OONI probeservices
Author | @bassosimone |
Last-Updated | 2024-05-06 |
Status | documentational |
Abstract. We document the interaction with the probe services.
Introduction
While running OONI Probe needs to communicate with several services, some of which are managed by OONI, some of which by third parties. This document is about explaining the interaction with internal services.
Services managed by OONI are divided into two distinct categories:
-
“probe services”, that is APIs that provide services to OONI probe during its bootstrap, when fetching inputs, or when submitting measurements;
-
“test helpers”, that is APIs invoked while measuring.
This document is mostly concerned with the “probe services”. Historically,
the probe services were implemented by separate hosts. However, during the
Summer 2019 team meeting in Stockholm, we decided to consolidate all of
them and serve them through a single entry point. Most recently, this entry
point has been implemented by the api.ooni.io
host.
Software Architecture
There are OONI Probe Mobile, OONI Probe Desktop, and OONI Probe CLI. Also, there
are two CLI clients, ooniprobe
and miniooni
(the research client).
Mobile clients used the pkg/oonimkall API. Desktop
clients invoke ooniprobe
. Both ooniprobe
and miniooni
directly use the
internal/engine API. Additionally, minniooni
implements the OONI Run v2 preview using internal/oonirun.
The following diagram summarizes what we said so far:
In other words, the engine API mediates all interactions. (This is true not only for communicating with the probe services, but in general.)
The Engine API
The *engine.Session
type represents a measurement session. This type
provides APIs to higher-level blocks in the software architecture, as
described above. In addition, it provides individual network experiments
with services and state. For example, it constructs an HTTP client with
possibly circumvention features, to communicate with test helpers.

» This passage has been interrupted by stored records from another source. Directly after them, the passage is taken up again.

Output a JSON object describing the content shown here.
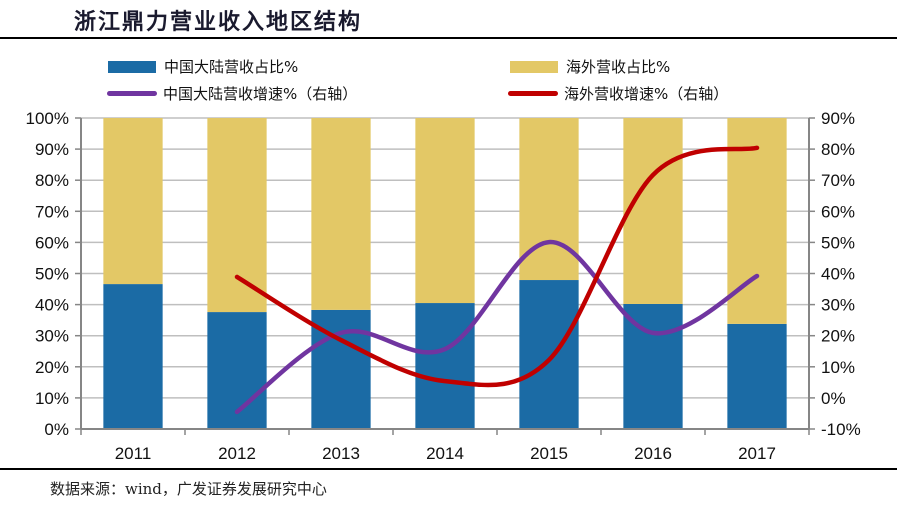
{
  "header": {
    "title": "浙江鼎力营业收入地区结构"
  },
  "footer": {
    "source": "数据来源：wind，广发证券发展研究中心"
  },
  "colors": {
    "mainland_share": "#1B6BA5",
    "overseas_share": "#E3C866",
    "mainland_growth": "#7035A0",
    "overseas_growth": "#C00000",
    "grid": "#BFBFBF",
    "axis": "#868686"
  },
  "chart_data": {
    "type": "bar",
    "title": "浙江鼎力营业收入地区结构",
    "categories": [
      "2011",
      "2012",
      "2013",
      "2014",
      "2015",
      "2016",
      "2017"
    ],
    "stacked": true,
    "series": [
      {
        "name": "中国大陆营收占比%",
        "type": "bar",
        "axis": "left",
        "values": [
          46.6,
          37.6,
          38.3,
          40.5,
          47.9,
          40.2,
          33.8
        ]
      },
      {
        "name": "海外营收占比%",
        "type": "bar",
        "axis": "left",
        "values": [
          53.4,
          62.4,
          61.7,
          59.5,
          52.1,
          59.8,
          66.2
        ]
      },
      {
        "name": "中国大陆营收增速%（右轴）",
        "type": "line",
        "axis": "right",
        "values": [
          null,
          -4.5,
          20.9,
          15.7,
          50.1,
          20.9,
          39.2
        ]
      },
      {
        "name": "海外营收增速%（右轴）",
        "type": "line",
        "axis": "right",
        "values": [
          null,
          38.9,
          18.6,
          5.4,
          12.2,
          71.7,
          80.4
        ]
      }
    ],
    "ylim": [
      0,
      100
    ],
    "y2lim": [
      -10,
      90
    ],
    "yticks": [
      "0%",
      "10%",
      "20%",
      "30%",
      "40%",
      "50%",
      "60%",
      "70%",
      "80%",
      "90%",
      "100%"
    ],
    "y2ticks": [
      "-10%",
      "0%",
      "10%",
      "20%",
      "30%",
      "40%",
      "50%",
      "60%",
      "70%",
      "80%",
      "90%"
    ],
    "xlabel": "",
    "ylabel": "",
    "y2label": "",
    "grid": true,
    "legend_position": "top"
  }
}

The
session also implements all the functionality to communicate with the probe
services (e.g., the functionality to invoke the check-in API).
From the engine’s point of view, the software architecture is the following:
The .../
ellipsis indicates packages inside internal.
Basically:
-
the
engineresolver
package manages a composed DNS-over-HTTPS resolver that falls back to the system resolver; -
the
enginenetx
package manages dialing TLS connections and is where we implement the “bridges” circumvention strategy (see the package’s design document for more information); -
the
engine
API usesengineresolver
andenginenetx
to create an HTTP client with extra robustness properties compared to the one provided by the Go standard library; -
the
probeservices
package is where we use such an HTTP client to communicate with the probe services; -
in turn
probeservices
uses thehttpclientx
package implements algorithms for communicating with the probe services (and other services), including among them the possibility of trying a set of equivalent URLs in ~parallel (refer to the package’s design document for more information).
In other words:
-
engineresolver
andenginenetx
provide an HTTP client, that is instantiated by the engine API; -
httpclientx
provides algorithms to use such a client; -
probeservices
useshttpclientx
algorithms and the given client to implement communication with the probe services, but all the OONI Probe’s code uses theprobeservices
package through the engine API.
Conclusion
Probe services are a set of APIs used by OONI Probe through its lifecycle. Every client communicates with these services through the “engine” API. In turn, the “engine” API uses the support “probeservices” package to communicate with the probe services. In turn, “probeservices” uses algorithms defined by “httpclientx” as well as an HTTP client created by the “engine” API using the “engineresolver” and “enginenetx” packages.